DIP 1027---String Interpolation---Format Assessment
Adam D. Ruppe
destructionator at gmail.com
Wed Feb 26 16:08:53 UTC 2020
On Wednesday, 26 February 2020 at 15:41:48 UTC, Arine wrote:
> Yah, what's unwanted about that?
To follow up on this, I expect a reply will be "the user ought to
know how the feature works". This isn't a realistic expectation.
This is why I put in my little narrative in the new DIP, though
it is deleted now since everyone else thought it was too
anecdotal...
But as many of you know, I try to help D users pretty regularly,
both existing D users with tricky questions and new D users who
just aren't familiar with the language yet. I've answered about
1/5 of all stack overflow D questions myself, am often in the IRC
channel to answer user questions, and read every post in the
D.learn forum, again answering many myself.
So I see a lot of frequently asked questions and have developed a
bit of a feel for where people common have trouble.
The #1 category of new or infrequent user difficulties is
mismatched expectations coming from another language. A compile
error is a chance to educate them as to D's difference, why it is
that way, and how they can make it work for them. That's why I
want a compile error on misuse.

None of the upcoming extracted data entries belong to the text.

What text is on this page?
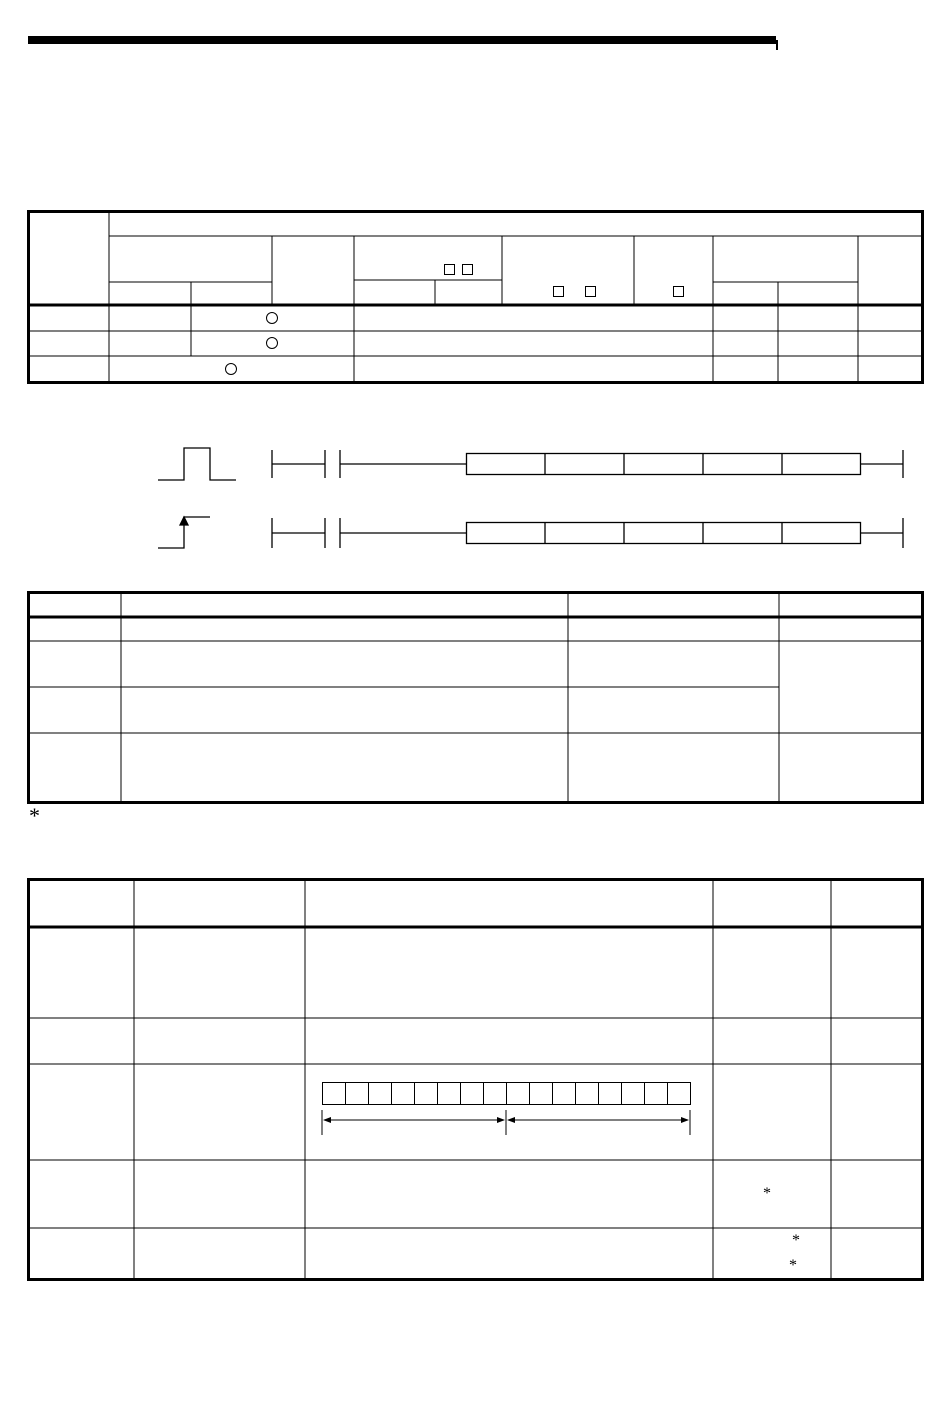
*
*
*
*
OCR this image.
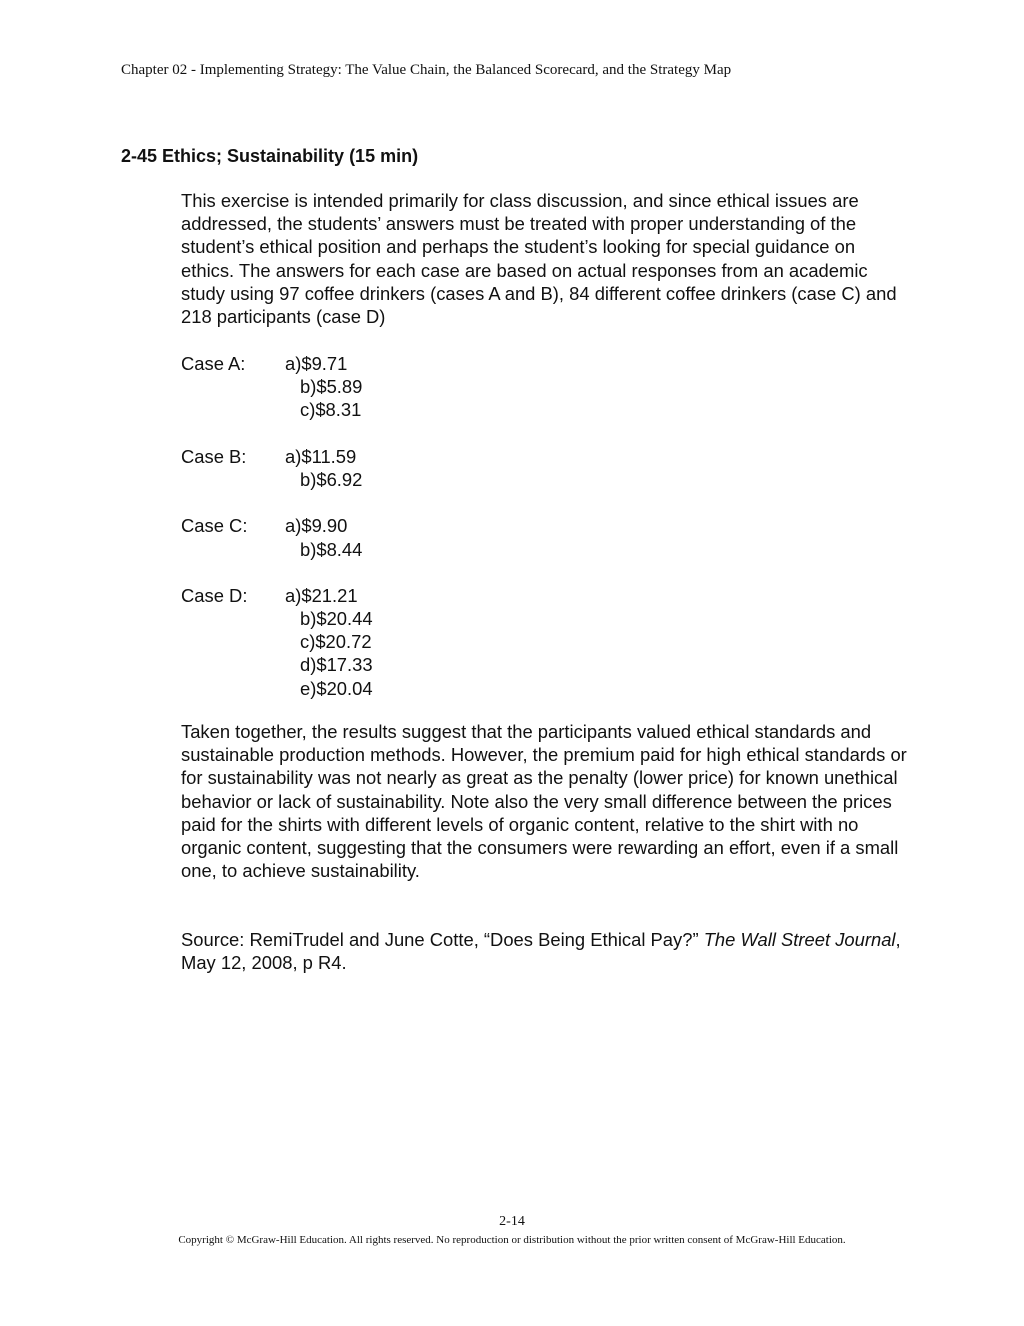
Chapter 02 - Implementing Strategy: The Value Chain, the Balanced Scorecard, and the Strategy Map
2-45 Ethics; Sustainability (15 min)
This exercise is intended primarily for class discussion, and since ethical issues are addressed, the students’ answers must be treated with proper understanding of the student’s ethical position and perhaps the student’s looking for special guidance on ethics. The answers for each case are based on actual responses from an academic study using 97 coffee drinkers (cases A and B), 84 different coffee drinkers (case C) and 218 participants (case D)
Case A:	a)$9.71
b)$5.89
c)$8.31
Case B:	a)$11.59
b)$6.92
Case C:	a)$9.90
b)$8.44
Case D:	a)$21.21
b)$20.44
c)$20.72
d)$17.33
e)$20.04
Taken together, the results suggest that the participants valued ethical standards and sustainable production methods. However, the premium paid for high ethical standards or for sustainability was not nearly as great as the penalty (lower price) for known unethical behavior or lack of sustainability. Note also the very small difference between the prices paid for the shirts with different levels of organic content, relative to the shirt with no organic content, suggesting that the consumers were rewarding an effort, even if a small one, to achieve sustainability.
Source: RemiTrudel and June Cotte, “Does Being Ethical Pay?” The Wall Street Journal, May 12, 2008, p R4.
2-14
Copyright © McGraw-Hill Education. All rights reserved. No reproduction or distribution without the prior written consent of McGraw-Hill Education.
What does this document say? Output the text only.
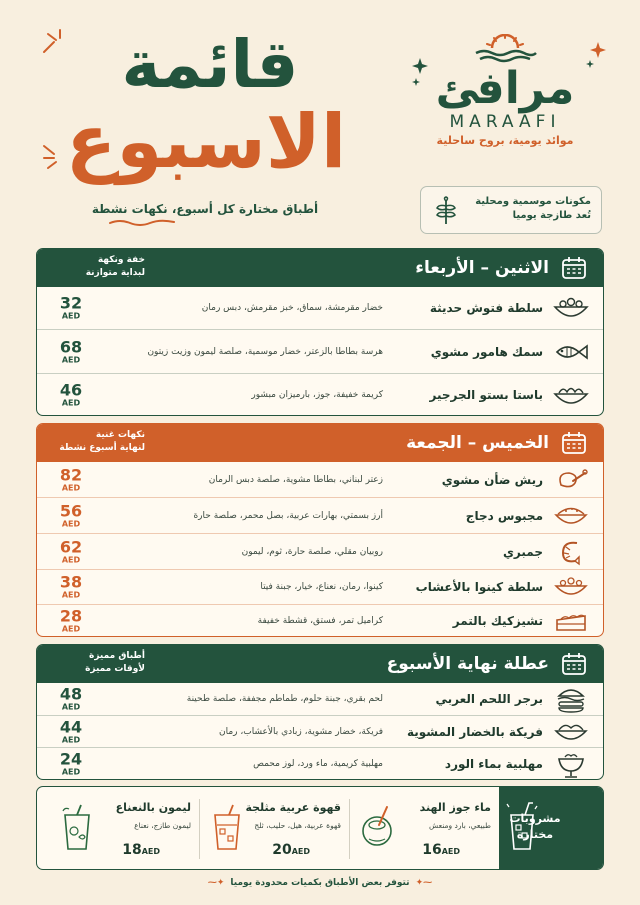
مرافئ
MARAAFI
موائد يومية، بروح ساحلية
قائمة
الاسبوع
أطباق مختارة كل أسبوع، نكهات نشطة
مكونات موسمية ومحلية
تُعد طازجة يوميا
الاثنين – الأربعاء
خفة ونكهة
لبداية متوازنة
سلطة فتوش حديثة
خضار مقرمشة، سماق، خبز مقرمش، دبس رمان
32
AED
سمك هامور مشوي
هرسة بطاطا بالزعتر، خضار موسمية، صلصة ليمون وزيت زيتون
68
AED
باستا بستو الجرجير
كريمة خفيفة، جوز، بارميزان مبشور
46
AED
الخميس – الجمعة
نكهات غنية
لنهاية أسبوع نشطة
ريش ضأن مشوي
زعتر لبناني، بطاطا مشوية، صلصة دبس الرمان
82
AED
مجبوس دجاج
أرز بسمتي، بهارات عربية، بصل محمر، صلصة حارة
56
AED
جمبري
روبيان مقلي، صلصة حارة، ثوم، ليمون
62
AED
سلطة كينوا بالأعشاب
كينوا، رمان، نعناع، خيار، جبنة فيتا
38
AED
تشيزكيك بالتمر
كراميل تمر، فستق، قشطة خفيفة
28
AED
عطلة نهاية الأسبوع
أطباق مميزة
لأوقات مميزة
برجر اللحم العربي
لحم بقري، جبنة حلوم، طماطم مجففة، صلصة طحينة
48
AED
فريكة بالخضار المشوية
فريكة، خضار مشوية، زبادي بالأعشاب، رمان
44
AED
مهلبية بماء الورد
مهلبية كريمية، ماء ورد، لوز محمص
24
AED
مشروبات
مختارة
ماء جوز الهند
طبيعي، بارد ومنعش
16AED
قهوة عربية مثلجة
قهوة عربية، هيل، حليب، ثلج
20AED
ليمون بالنعناع
ليمون طازج، نعناع
18AED
⁓✦تتوفر بعض الأطباق بكميات محدودة يوميا✦⁓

A type mismatch is the standard
way we achieve this.
A quick run time error (e.g. null pointer segfault) results in
users figuring it out on their own or asking us fairly quickly,
but risks additional frustration since it is more delayed from
the build.
But code that looks right to someone coming from another language
yet silently doing weird stuff at runtime... I guarantee you
would-be converts to D will find that really confusing and
frustrating. Every single book or tutorial on D will have to call
this out specifically. Every single usage example will have to
point out the mismatched expectations.
Of course the spec will say it, but people often don't read the
spec. (How many times have you seen people ask if D's `private`
keyword is buggy?)
And a lot of new users will make the mistake anyway. We can
prevent that with this simple, proven solution.